The Swedish director's adaptation of John le Carre's bestselling novel peers into the dark heart of "the Circus" in the 1970s, as the circle tightens on a mole at the top of British intelligence leaking secrets to the Soviets.
Control, played by John Hurt, has five suspects in mind and turns the search over to his faithful right-hand man George Smiley, who must stealthily work under the radar with just a handful of trusted men to track down the culprit.
Like a chess game, Smiley, played by an inscrutable Gary Oldman, must outwit the so-called Tailor (Academy Award winner Colin Firth), Tinker (Toby Jones) and Soldier (Ciaran Hinds) while keeping the rogue agent (Tom Hardy) alive.
The script's minimal dialogue highlights Alfredson's indulgence in visual detail in a film set for the most part indoors in the warren of corridors at the MI6 headquarters in London as well as safe houses in Istanbul and Turkey.
As well as working closely with le Carre, a former MI5 and MI6 officer, the scriptwriters consulted with other agents who were reportedly "touched" by the film, which critics have already tipped to win Venice's Golden Lion award.

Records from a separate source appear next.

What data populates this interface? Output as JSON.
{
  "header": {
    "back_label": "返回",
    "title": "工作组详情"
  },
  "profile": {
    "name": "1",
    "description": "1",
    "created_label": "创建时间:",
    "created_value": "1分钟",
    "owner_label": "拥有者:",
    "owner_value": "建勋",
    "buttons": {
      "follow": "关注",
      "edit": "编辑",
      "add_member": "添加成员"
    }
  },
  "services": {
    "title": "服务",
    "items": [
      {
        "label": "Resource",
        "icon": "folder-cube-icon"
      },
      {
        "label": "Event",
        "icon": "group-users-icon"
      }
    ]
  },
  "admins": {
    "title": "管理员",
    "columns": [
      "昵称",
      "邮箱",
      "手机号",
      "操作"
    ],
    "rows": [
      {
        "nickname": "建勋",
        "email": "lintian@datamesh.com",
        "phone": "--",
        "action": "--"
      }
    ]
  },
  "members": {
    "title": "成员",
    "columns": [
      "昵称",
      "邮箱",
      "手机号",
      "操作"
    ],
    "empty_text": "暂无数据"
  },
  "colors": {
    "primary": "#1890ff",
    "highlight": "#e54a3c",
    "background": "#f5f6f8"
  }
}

The extra scenes added to the novel's plot came from true MI5 stories including a riotous party that had to be broken up by the police, the cast said at a press conference ahead of the film's world premiere on Monday evening.

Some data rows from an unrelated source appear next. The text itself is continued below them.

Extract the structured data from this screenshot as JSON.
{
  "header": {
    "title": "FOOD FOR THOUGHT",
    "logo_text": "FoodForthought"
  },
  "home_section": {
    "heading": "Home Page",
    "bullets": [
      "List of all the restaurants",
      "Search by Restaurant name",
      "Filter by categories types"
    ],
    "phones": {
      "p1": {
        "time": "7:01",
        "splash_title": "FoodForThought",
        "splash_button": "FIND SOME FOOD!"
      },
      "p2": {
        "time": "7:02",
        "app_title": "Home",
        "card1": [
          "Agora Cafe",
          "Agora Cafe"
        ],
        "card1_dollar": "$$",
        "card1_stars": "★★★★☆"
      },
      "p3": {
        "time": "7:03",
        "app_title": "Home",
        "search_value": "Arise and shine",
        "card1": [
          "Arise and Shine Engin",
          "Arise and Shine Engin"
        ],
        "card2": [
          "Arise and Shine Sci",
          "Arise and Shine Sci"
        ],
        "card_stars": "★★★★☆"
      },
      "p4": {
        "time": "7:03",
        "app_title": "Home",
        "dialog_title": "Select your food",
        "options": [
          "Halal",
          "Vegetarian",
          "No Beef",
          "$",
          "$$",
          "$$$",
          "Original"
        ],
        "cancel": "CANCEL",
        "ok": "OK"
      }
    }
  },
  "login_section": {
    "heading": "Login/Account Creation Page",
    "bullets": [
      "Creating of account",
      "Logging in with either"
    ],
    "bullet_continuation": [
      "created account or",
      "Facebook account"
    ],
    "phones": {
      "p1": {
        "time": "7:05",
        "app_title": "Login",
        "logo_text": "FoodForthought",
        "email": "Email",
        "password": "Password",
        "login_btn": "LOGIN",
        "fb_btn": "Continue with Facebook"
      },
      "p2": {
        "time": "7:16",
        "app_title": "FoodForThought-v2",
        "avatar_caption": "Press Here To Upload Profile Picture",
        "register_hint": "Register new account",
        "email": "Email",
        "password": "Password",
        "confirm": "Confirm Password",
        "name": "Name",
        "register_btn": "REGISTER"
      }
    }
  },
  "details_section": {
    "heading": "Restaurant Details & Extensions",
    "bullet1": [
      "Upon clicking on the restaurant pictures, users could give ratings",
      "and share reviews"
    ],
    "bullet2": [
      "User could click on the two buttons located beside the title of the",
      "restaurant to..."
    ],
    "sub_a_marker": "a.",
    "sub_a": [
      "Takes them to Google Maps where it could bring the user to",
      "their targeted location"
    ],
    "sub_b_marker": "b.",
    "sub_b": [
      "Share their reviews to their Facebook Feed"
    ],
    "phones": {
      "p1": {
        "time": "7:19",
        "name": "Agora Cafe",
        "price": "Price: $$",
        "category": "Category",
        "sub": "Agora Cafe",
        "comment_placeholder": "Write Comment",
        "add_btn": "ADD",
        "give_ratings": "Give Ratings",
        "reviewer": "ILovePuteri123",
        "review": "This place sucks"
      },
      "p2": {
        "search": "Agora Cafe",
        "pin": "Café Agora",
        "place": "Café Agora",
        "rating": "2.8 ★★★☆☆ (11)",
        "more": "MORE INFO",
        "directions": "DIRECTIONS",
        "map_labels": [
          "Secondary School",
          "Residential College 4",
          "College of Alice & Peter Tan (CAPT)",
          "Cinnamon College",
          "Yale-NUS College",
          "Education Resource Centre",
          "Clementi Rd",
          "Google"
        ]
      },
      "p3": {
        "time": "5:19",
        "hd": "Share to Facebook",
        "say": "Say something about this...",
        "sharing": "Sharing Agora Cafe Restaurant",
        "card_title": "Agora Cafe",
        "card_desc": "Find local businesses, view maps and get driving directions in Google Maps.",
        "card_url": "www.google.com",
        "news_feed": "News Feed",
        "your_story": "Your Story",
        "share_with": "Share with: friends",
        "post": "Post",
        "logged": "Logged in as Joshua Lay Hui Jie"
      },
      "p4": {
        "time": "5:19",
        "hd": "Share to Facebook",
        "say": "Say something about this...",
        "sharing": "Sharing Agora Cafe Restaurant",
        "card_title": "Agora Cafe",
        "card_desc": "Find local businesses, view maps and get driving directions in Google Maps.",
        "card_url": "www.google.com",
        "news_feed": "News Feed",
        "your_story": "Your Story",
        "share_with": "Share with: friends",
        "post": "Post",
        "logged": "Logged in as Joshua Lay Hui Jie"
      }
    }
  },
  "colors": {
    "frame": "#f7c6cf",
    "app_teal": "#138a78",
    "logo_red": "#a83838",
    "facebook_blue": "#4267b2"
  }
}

Benedict Cumberbatch, who plays a younger intelligence officer who loyally helps track down the mole for Smiley, said "Tinker, Tailor" moved beyond its cold war narrative to explore the universal themes of alienation and sacrifice.
"The film is an essay on being male in an isolating workplace, of the loneliness of that world - and all you're left with is the trust of your colleagues and your morality," he said.

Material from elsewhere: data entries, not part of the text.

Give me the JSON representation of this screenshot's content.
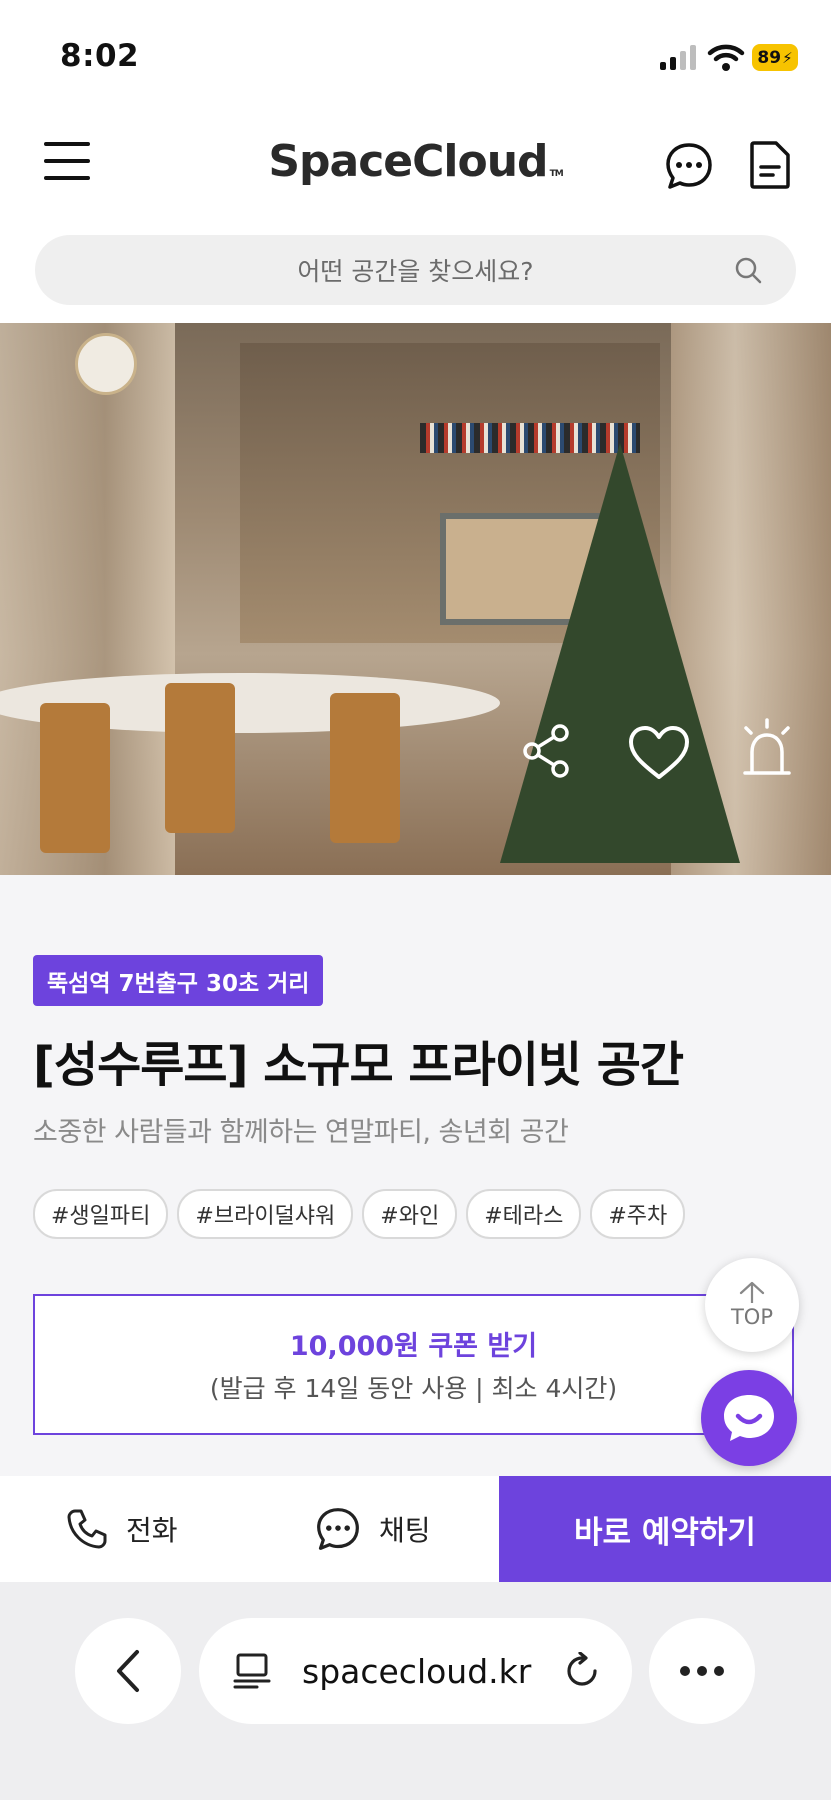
{
  "status_bar": {
    "time": "8:02",
    "battery": "89"
  },
  "header": {
    "logo": "SpaceCloud",
    "logo_tm": "TM"
  },
  "search": {
    "placeholder": "어떤 공간을 찾으세요?"
  },
  "hero": {
    "actions": [
      "share-icon",
      "heart-icon",
      "alarm-icon"
    ]
  },
  "space": {
    "location_badge": "뚝섬역 7번출구 30초 거리",
    "title": "[성수루프] 소규모 프라이빗 공간",
    "subtitle": "소중한 사람들과 함께하는 연말파티, 송년회 공간",
    "tags": [
      "#생일파티",
      "#브라이덜샤워",
      "#와인",
      "#테라스",
      "#주차"
    ]
  },
  "coupon": {
    "title": "10,000원 쿠폰 받기",
    "subtitle": "(발급 후 14일 동안 사용 | 최소 4시간)"
  },
  "floating": {
    "top_label": "TOP"
  },
  "action_bar": {
    "call_label": "전화",
    "chat_label": "채팅",
    "reserve_label": "바로 예약하기"
  },
  "browser": {
    "url": "spacecloud.kr"
  },
  "colors": {
    "accent": "#6d43dd",
    "chat_fab": "#7b3fe4",
    "battery": "#f7c300"
  }
}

Male loneliness is also key to Todd Solondz's excellent superb new film "Dark Horse," starring Justin Bartha, Selma Blair, Mia Farrow, Zachary Booth and Christopher Walken, and premiering in the floating city on Monday as well.
To the surprise of his cult fans, the US director - of "Welcome to the Dollhouse," "Happiness" and "Life During Wartime" fame - tempered his trademark biting humour with compassion, tenderness and a touch of redemption.
The dark comedy tells the tale of 30-something Abe, who still lives with his parents and clings to his adolescence, rejecting adult responsibilities in favour of expanding his cherished collection of toys and action figures.
A college drop-out who argues incessantly with his father and is coddled by his mother, the largely friendless Abe grabs the chance for true love when he meets Miranda, a depressed 30-something whose life is in tatters.
Though the overweight Abe energetically throws himself into his new romance, he is unable to create any real intimacy with his betrothed and, tormented by fears and haunted by dark dreams, his life slips quickly towards tragedy.
"It's funny, because as much as it's a comedy of sorts, I don't ever really laugh when I watch it. It's very sorrowful, and there's a melancholy to the experience," Solondz said in Venice after an advance press screening.
The title "Dark Horse," he said, conjures up Abe's untapped potential - "a long shot of sorts, an outsider so to speak" - just one of a generation of men who have failed to make the transition from adolescence to adulthood.
"The character has a collection but, more tellingly, the collection owns him," he said. Such infantalism "is very symptomatic of a consumerist society," where prized objects replace a longed-for intimacy, Solondz said.
Laugh-out-loud scenes mix with moments of quiet despair and compassion to create a poignant and melancholy tale which fulfilled the director's main aim: "to see if I could make a movie without rape, paedophilia or masturbation."